Miejsce przygotowane do Tańca Słońca reprezentuje Wszechświat: Drzewo Życia pośrodku to jego oś, której gałęzie rozciągają się w górę, poza Wszechświat i do Nieskończoności. Na nim są trzy pierścienie, które reprezentują trzy światy: ciało, duszę, ducha ... lub „wulgarne”, „subtelne” i „czyste”. Oś jest wszędzie i dlatego przechodzi przez każdą istotę (ludzkie ciało). Ostatecznym celem tańca jest odsunięcie się od peryferii - po oczyszczeniu, poświęceniu i innych rytuałach - i zbliżenie się do centrum, aby się z nim identyfikować.
Indianie Ameryki Północnej postrzegali obecność Stwórcy wszędzie. Objawiał się po prostu w naturze. Najważniejszymi objawieniami Wielkiego Ducha są strony świata: Północy odpowiada zimno, zima, noc, starość; wszystko to, co jest Śmiercią i Czystością.
Południu odpowiada lato, ciepło, dzień, dojrzałość; wszystko to, co jest Życiem i Dobrocią.
Wschód jest wiosną, słodyczą, porankiem, młodością, wszystkim tym, co jest Przebudzeniem, Zwycięstwem, Wolnością.
Zachodowi odpowiada jesień, świeżość, wieczór, starzenie się; wszystko jest Spokojem, Kontemplacją, Otwarciem, Pięknem Wewnętrznym.
Do Wschodu należy także suchość i niezwyciężone Światło; Zachód to Pokora i Deszcz, okaziciel łask, dar łez, uspokajający zmierzch. Słońce jest pochodzącą od Boga Prawdą, objawia Boga, i jest oświecające; Księżyc jest Prawdą, która ostrzega, przypomina.
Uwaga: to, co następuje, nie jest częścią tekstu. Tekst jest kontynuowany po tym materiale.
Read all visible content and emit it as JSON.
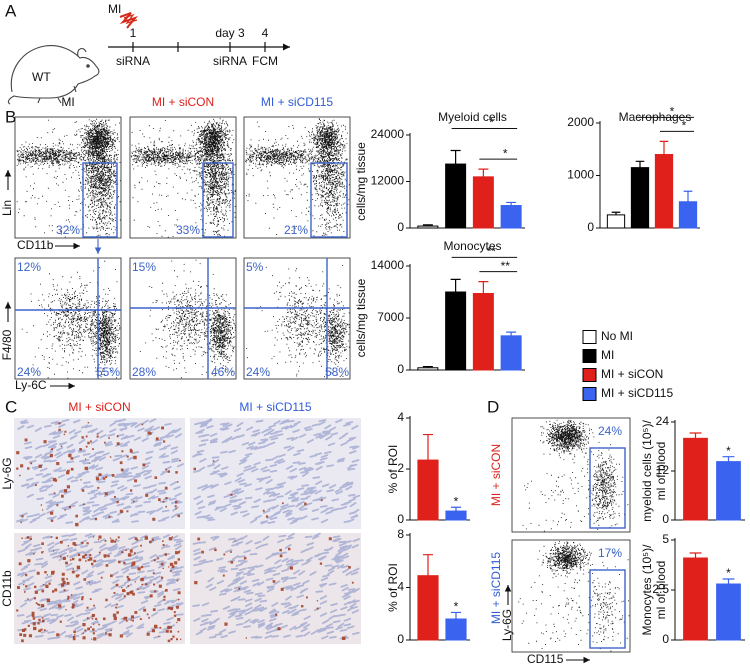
{
  "panels": {
    "A": {
      "letter": "A",
      "mouse": "WT",
      "injury": "MI",
      "timeline": {
        "ticks": [
          "1",
          "day 3",
          "4"
        ],
        "events": [
          "siRNA",
          "siRNA",
          "FCM"
        ]
      }
    },
    "B": {
      "letter": "B",
      "columns": [
        "MI",
        "MI + siCON",
        "MI + siCD115"
      ],
      "gate_plot": {
        "y_label": "Lin",
        "x_label": "CD11b",
        "percents": [
          "32%",
          "33%",
          "21%"
        ]
      },
      "quadrant_plot": {
        "y_label": "F4/80",
        "x_label": "Ly-6C",
        "percents": [
          [
            "12%",
            "24%",
            "55%"
          ],
          [
            "15%",
            "28%",
            "46%"
          ],
          [
            "5%",
            "24%",
            "58%"
          ]
        ]
      }
    },
    "C": {
      "letter": "C",
      "columns": [
        "MI + siCON",
        "MI + siCD115"
      ],
      "rows": [
        "Ly-6G",
        "CD11b"
      ]
    },
    "D": {
      "letter": "D",
      "rows": [
        "MI + siCON",
        "MI + siCD115"
      ],
      "y_label": "Ly-6G",
      "x_label": "CD115",
      "percents": [
        "24%",
        "17%"
      ]
    }
  },
  "legend": [
    {
      "name": "No MI",
      "color": "#ffffff"
    },
    {
      "name": "MI",
      "color": "#000000"
    },
    {
      "name": "MI + siCON",
      "color": "#e0201b"
    },
    {
      "name": "MI + siCD115",
      "color": "#3a63f0"
    }
  ],
  "chart_data": [
    {
      "type": "bar",
      "title": "Myeloid cells",
      "y_label": "cells/mg tissue",
      "values": [
        500,
        16500,
        13200,
        5800
      ],
      "errors": [
        300,
        3500,
        2000,
        800
      ],
      "colors": [
        "#ffffff",
        "#000000",
        "#e0201b",
        "#3a63f0"
      ],
      "ylim": [
        0,
        24000
      ],
      "yticks": [
        0,
        12000,
        24000
      ],
      "significance": [
        "*",
        "*"
      ]
    },
    {
      "type": "bar",
      "title": "Macrophages",
      "values": [
        250,
        1150,
        1400,
        500
      ],
      "errors": [
        50,
        120,
        250,
        200
      ],
      "colors": [
        "#ffffff",
        "#000000",
        "#e0201b",
        "#3a63f0"
      ],
      "ylim": [
        0,
        2000
      ],
      "yticks": [
        0,
        1000,
        2000
      ],
      "significance": [
        "*",
        "*"
      ]
    },
    {
      "type": "bar",
      "title": "Monocytes",
      "y_label": "cells/mg tissue",
      "values": [
        300,
        10500,
        10300,
        4600
      ],
      "errors": [
        150,
        1700,
        1600,
        500
      ],
      "colors": [
        "#ffffff",
        "#000000",
        "#e0201b",
        "#3a63f0"
      ],
      "ylim": [
        0,
        14000
      ],
      "yticks": [
        0,
        7000,
        14000
      ],
      "significance": [
        "**",
        "**"
      ]
    },
    {
      "type": "bar",
      "y_label": "% of ROI",
      "values": [
        2.35,
        0.35
      ],
      "errors": [
        1.0,
        0.15
      ],
      "colors": [
        "#e0201b",
        "#3a63f0"
      ],
      "ylim": [
        0,
        4
      ],
      "yticks": [
        0,
        2,
        4
      ],
      "significance": [
        "*"
      ]
    },
    {
      "type": "bar",
      "y_label": "% of ROI",
      "values": [
        4.9,
        1.6
      ],
      "errors": [
        1.6,
        0.5
      ],
      "colors": [
        "#e0201b",
        "#3a63f0"
      ],
      "ylim": [
        0,
        8
      ],
      "yticks": [
        0,
        4,
        8
      ],
      "significance": [
        "*"
      ]
    },
    {
      "type": "bar",
      "y_label": [
        "myeloid cells (10⁵)/",
        "ml of blood"
      ],
      "values": [
        20,
        14.3
      ],
      "errors": [
        1.3,
        1.2
      ],
      "colors": [
        "#e0201b",
        "#3a63f0"
      ],
      "ylim": [
        0,
        24
      ],
      "yticks": [
        0,
        12,
        24
      ],
      "significance": [
        "*"
      ]
    },
    {
      "type": "bar",
      "y_label": [
        "Monocytes (10⁵)/",
        "ml of blood"
      ],
      "values": [
        4.1,
        2.8
      ],
      "errors": [
        0.25,
        0.25
      ],
      "colors": [
        "#e0201b",
        "#3a63f0"
      ],
      "ylim": [
        0,
        5
      ],
      "yticks": [
        0,
        2.5,
        5
      ],
      "significance": [
        "*"
      ]
    }
  ]
}
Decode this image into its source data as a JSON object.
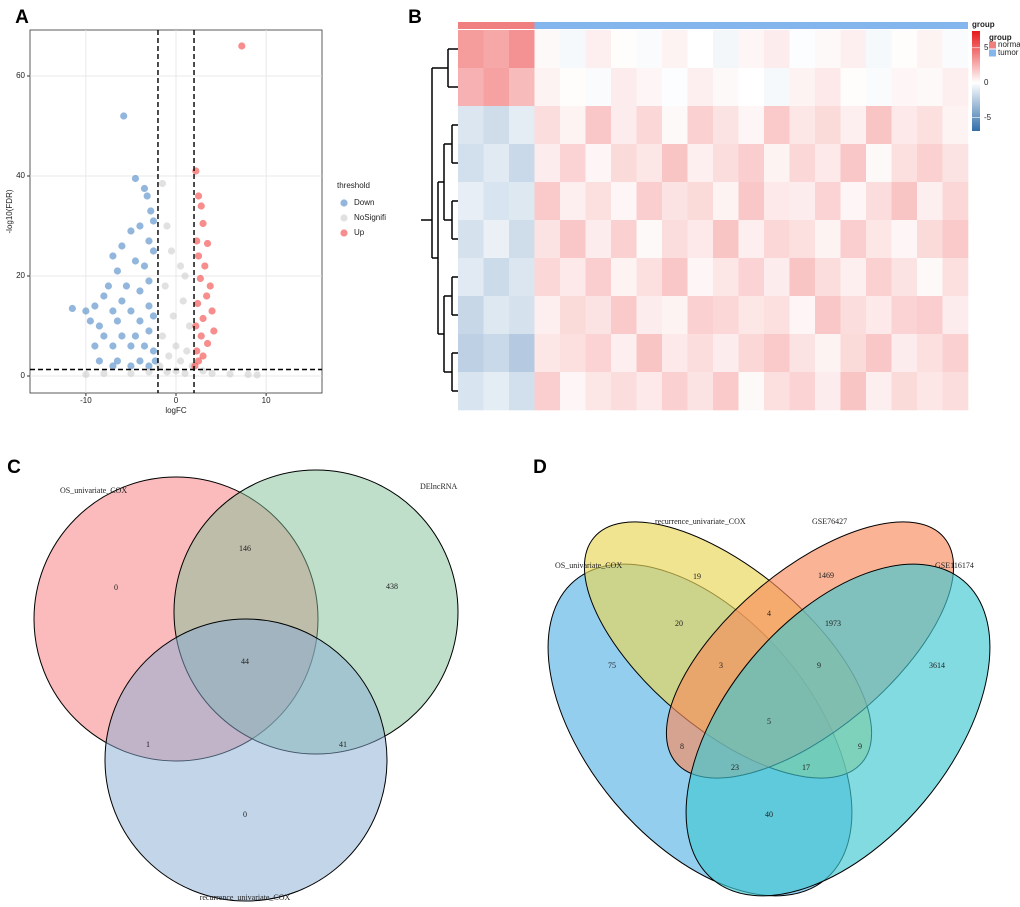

Ogień jest Poznaniem, ktòre wypala; Woda jest Miłością, obrońcą lub Wiernością, Świadomością, która chroni.
Błyskawica jest Objawieniem; Deszcz jest Łaską; wiatr jest Duchem.
(Zaczerpnięte z " Pierzaste Słońce " Frithjofa Schuona)
Zatem Wszechświat, na jakimkolwiek poziomie jest rozpatrywany - Ziemia, Człowiek lub Niebo - zależy od czterech pierwotnych składnikòw: światła, ciepła, wody, zimna.